Nine-month-old puppy Harry was placed in a drying cage, a contraption used to efficiently dry-off a wet animal. The dog then fell ill and subsequently passed away shortly after.
A thorough investigation was conducted by The Scottish Society for Prevention of Cruelty for Animals (SSPCA), concluding that the cockapoo’s death was not due to a heat stroke but a collapsed intestine - something that its heartbroken owner believes was caused by the drying cage.
Mum of one and Harry’s owner, Lisa O’Neill thinks that being locked in such a small space would have made the doggie jump around leading to the intestinal problem.
She had brought the cute cockapoo to the award-winning dog groomer once previously in February 2021.

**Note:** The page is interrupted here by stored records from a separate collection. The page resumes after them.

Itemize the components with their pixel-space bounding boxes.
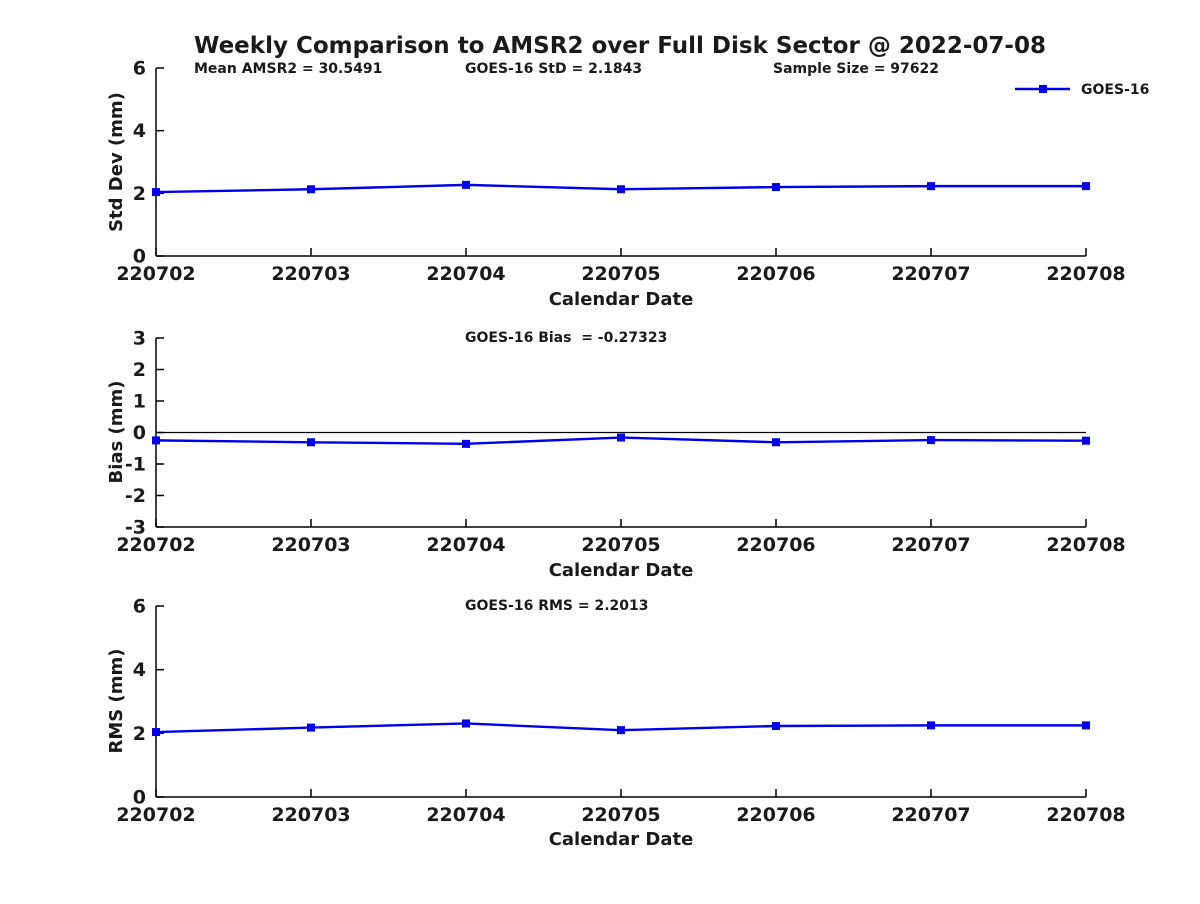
subplot3-title: GOES-16 RMS = 2.2013 xyxy=(465,598,649,614)
subplot-std-dev: 0 2 4 6 220702 220703 220704 220705 220706 220707… xyxy=(116,58,1125,286)
x-tick-label: 220705 xyxy=(581,534,660,556)
annotation-goes16-std: GOES-16 StD = 2.1843 xyxy=(465,61,642,77)
x-tick-label: 220707 xyxy=(891,804,970,826)
x-tick-label: 220708 xyxy=(1046,804,1125,826)
data-marker xyxy=(462,719,470,728)
subplot-bias: -3 -2 -1 0 1 2 3 220702 220703 220704 220705 220706… xyxy=(116,328,1125,557)
x-tick-label: 220703 xyxy=(271,804,350,826)
subplot1-ylabel: Std Dev (mm) xyxy=(106,92,127,232)
x-tick-label: 220703 xyxy=(271,534,350,556)
figure-title: Weekly Comparison to AMSR2 over Full Dis… xyxy=(194,33,1046,59)
x-tick-label: 220705 xyxy=(581,263,660,285)
y-tick-label: 1 xyxy=(133,391,146,413)
data-marker xyxy=(152,436,160,445)
annotation-mean-amsr2: Mean AMSR2 = 30.5491 xyxy=(194,61,382,77)
legend: GOES-16 xyxy=(1015,82,1149,98)
data-marker xyxy=(1082,436,1090,445)
data-marker xyxy=(462,180,470,189)
x-tick-label: 220703 xyxy=(271,263,350,285)
x-tick-label: 220704 xyxy=(426,534,505,556)
y-tick-label: 0 xyxy=(133,422,146,444)
data-marker xyxy=(617,433,625,442)
x-tick-label: 220708 xyxy=(1046,534,1125,556)
legend-label: GOES-16 xyxy=(1081,82,1149,98)
data-marker xyxy=(927,436,935,445)
x-tick-label: 220706 xyxy=(736,534,815,556)
data-marker xyxy=(772,438,780,447)
y-tick-label: 4 xyxy=(133,120,146,142)
data-marker xyxy=(307,723,315,732)
y-tick-label: 4 xyxy=(133,659,146,681)
x-tick-label: 220705 xyxy=(581,804,660,826)
x-tick-label: 220702 xyxy=(116,804,195,826)
x-tick-label: 220702 xyxy=(116,263,195,285)
data-marker xyxy=(772,183,780,192)
data-marker xyxy=(772,722,780,731)
x-tick-label: 220702 xyxy=(116,534,195,556)
subplot3-xlabel: Calendar Date xyxy=(549,829,694,850)
y-tick-label: 2 xyxy=(133,723,146,745)
y-tick-label: 2 xyxy=(133,183,146,205)
subplot2-ylabel: Bias (mm) xyxy=(106,381,127,484)
subplot3-ylabel: RMS (mm) xyxy=(106,649,127,754)
y-tick-label: -3 xyxy=(125,517,146,539)
data-marker xyxy=(1082,182,1090,191)
y-tick-label: -1 xyxy=(125,454,146,476)
y-tick-label: 2 xyxy=(133,359,146,381)
annotation-sample-size: Sample Size = 97622 xyxy=(773,61,939,77)
subplot1-xlabel: Calendar Date xyxy=(549,289,694,310)
data-marker xyxy=(1082,721,1090,730)
data-marker xyxy=(927,721,935,730)
subplot2-title: GOES-16 Bias = -0.27323 xyxy=(465,330,667,346)
y-tick-label: 6 xyxy=(133,58,146,80)
x-tick-label: 220706 xyxy=(736,263,815,285)
x-tick-label: 220707 xyxy=(891,534,970,556)
data-marker xyxy=(152,728,160,737)
legend-marker-icon xyxy=(1039,85,1047,93)
y-tick-label: -2 xyxy=(125,485,146,507)
x-tick-label: 220707 xyxy=(891,263,970,285)
x-tick-label: 220704 xyxy=(426,804,505,826)
data-marker xyxy=(462,439,470,448)
y-tick-label: 0 xyxy=(133,246,146,268)
y-tick-label: 3 xyxy=(133,328,146,350)
x-tick-label: 220706 xyxy=(736,804,815,826)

But when the dog returned in May 2021, Harry was left in the drying cage for a total of 30 minutes when he collapsed.
Ms O’Neill, who has refused to name the establishment, went to pick him up and brought him to her local vets in Ayrshire, and the next day was taken to a Vets Now Hospital in Glasgow where he was put to sleep on May 8.
According to the owner, a vet had described the use of drying cages as ‘death traps’ and now Ms O’Neill is campaigning for further regulation of the dog grooming industry.
Groomers are currently not required to inform customers whether or not their animal will be put into a drying cage, so are not vulnerable to specific negligence laws relating to their industry.
The contraption is a small cage which should only hold one pet. Warm air is then blown at the animal to dry it and is normally done through a stand dryer.
However, drying cages are known to present issues for animals such as skin irritation, discomfort and overheating - often caused by device malfunctions or when the pets are left unattended.
A petition has been issued to the Scottish government and has already received around 10,000 signatures
This cause has also been fully backed by the SSPCA, who told GlasgowWorld that groomers have a responsibility of care and that more needs to be done.
“Dogs should be under constant supervision whilst at a groomers. It can be a stressful situation for some dogs and every step should be taken to ensure they are safe and comfortable at all times,” they said in a statement.
“The rapid increase of dog ownership in Scotland has led to a boom in businesses such as groomers. Whilst many are reliable, well-trained and care about the welfare of the dogs they groom, the Scottish SPCA backs greater regulation of the industry.
“Owners should do their research, check reviews and try to use a reputable groomer at all times.”